# Rossman bees



## GRIMBEE (Apr 3, 2007)

Has anybody gotten bees from Rossman and what are your thoughts. They have good prices I think, How about Betterbee or Draper. Their close to me kind of.


----------



## PAOuchHoney (Nov 25, 2007)

*Rossman*

I ordered two packages last year from them. They kept me updated on status and were helpful. In fact the only issue that I had was beyond their control, my shipment was delayed two weeks due to the cold snap we had last April. They notified me right away that there would be a delay. Very few dead bees upon arrival, less than 100 total and they were shipped to me via the USPS, express mail I think. Just had to go to the post office to pick them up. The bees did well and were easy to work with as a new Beek. I've ordered 10 more packages from them for this year.


----------



## Ravenseye (Apr 2, 2006)

Ordered from them last year with no problems and would order again!


----------



## Ray Michaud (Dec 7, 2005)

Betterbee gets their bees from Wilbanks Apiaries in Claxton Ga.


----------



## Dale Hodges (Jul 13, 2007)

Just love his queens,bees,and service. You can't go wrong dealing with them.


----------



## cdraves (Nov 25, 2003)

we have purchased bees from rossmans now for a couple of years. they have been great to order from.


----------



## CLB (Jun 8, 2007)

I pick my bees up at Rossmans each spring, no problem.


----------



## Ruben (Feb 11, 2006)

If I had to play devils advicate when I first got into beekeeping I ordered two packages of bees and had the wings clipped on the queens because I was afraid my first investment in beekeeping would fly away if I did not have them clipped. I did a manual release of my queen when I installed the package because the queen had been with the package for 4 or 5 day. When I released one of my clipped wing queens she flew away. I called Rossman to let them know what happened and they acted like it was my fault because I released her. The good news is I got lucky, she came back! I did only talk to one person there who answered the phone so I would not be too hard on them based on what one person did.


----------



## Bizzybee (Jan 29, 2006)

A sympathetic ear to listen I guess may have been in order on their part. But what exactly would you expect of them if your queen hadn't returned?


----------



## GRIMBEE (Apr 3, 2007)

*Another question*

Has anyone ordered bees from Draperbees in Pennsylvania? They are closer to me. Less stress for shipping the bees.


----------



## TwT (Aug 5, 2004)

Drapers get thier bee's from B. Weaver in texas, they have a high price on bee's this year..


----------



## GRIMBEE (Apr 3, 2007)

Rossman is cheaper but olny Insures certain zones. I have to play tag with UPS here where I live. 
Draperbee is Pennsylvania's location to my hives(About to start) in Connecticut. And it looks like they have good insurance coverage.


----------



## buzzinjack (May 4, 2007)

I had good luck last year w/ Draper. They shipped USPS and the local post called when they came in. No problem. I also am looking to save money. Perhaps Rossman's will do fine.


----------



## pamlico (Apr 29, 2007)

I have ordered from Rossman and draper. I was very pleased with both.


----------



## GRIMBEE (Apr 3, 2007)

I just checked with Rossman's and they will olny ship to me UPS


----------



## jdpro5010 (Mar 22, 2007)

Although UPS is definitely more expensive I have had very good luck having them shipped that way to me. Including from Rossman's last summer. They were very nice. I would rather have them shipped to me by ups than having to rely on a Gov't entity.


----------



## GRIMBEE (Apr 3, 2007)

Draperbee is expensive. 30$ more than Rossman, and thats just shipping. Draper wants 75$ for 3# Italian plus mark and clip queen, shipped, 104$. 

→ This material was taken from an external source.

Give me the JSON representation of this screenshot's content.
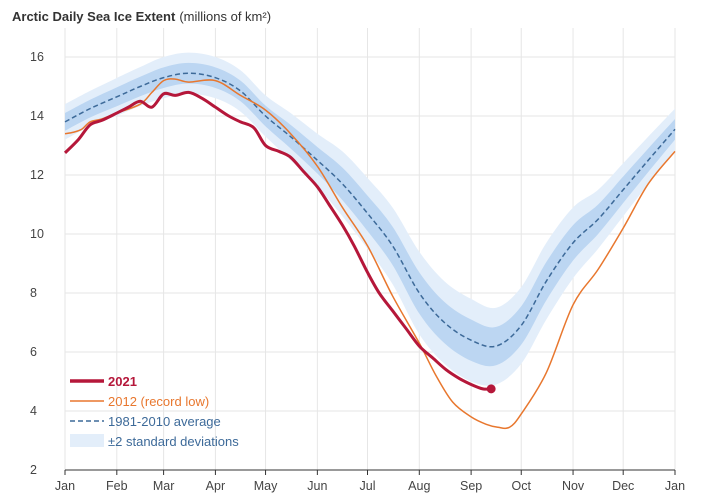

Rossman 60$ 3# Italian mark and clip $2.50, and $10 to ship. $72.50

I might just order a package from each for the hell of it and start 2 hives 

I just checked again, no insurance on shipping UPS from rossman, I already got my hive not just a few weeks back and it got stuck on the UPS truck for days. I'm afraid they will kill my bees. I don't like UPS.


----------



## [email protected] (Aug 1, 2004)

*package bees*

if it is of interest, again this year we will offer three pound packages from Wilbanks. Pickup only at our honey house in Albany NY. April 21. $67. These will be picked up in Georgia on April 20 and driven non-stop to Albany.

We primarily do this for our own needs, but pick up some extra to sell to help defray the cost of gas. One just cannot get 'fresher' bees than this! Usually no more than 15-20 dead at bottom of box.

Lloyd


----------



## Ruben (Feb 11, 2006)

Bizzybee >A sympathetic ear to listen I guess may have been in order on their part. But what exactly would you expect of them if your queen hadn't returned?

Well I am an auto technician, and if you pay me to change your engine oil & filter and then later that day your oil drain plug drops out and your $6000 engine locks up because I did not tighten the plug would you want more than a sympathetic ear? I was sold a queen that I paid extra money to make her where she could not fly, so to answer your question if she did not come back I think another queen from them would have been nice.

Now that I have experience I would never clip a queen but back then I had no experience in beekeeping.


----------



## Bizzybee (Jan 29, 2006)

Sorry Ruben, my bad. Somehow I managed to miss the clipped part. You're absolutely right!


----------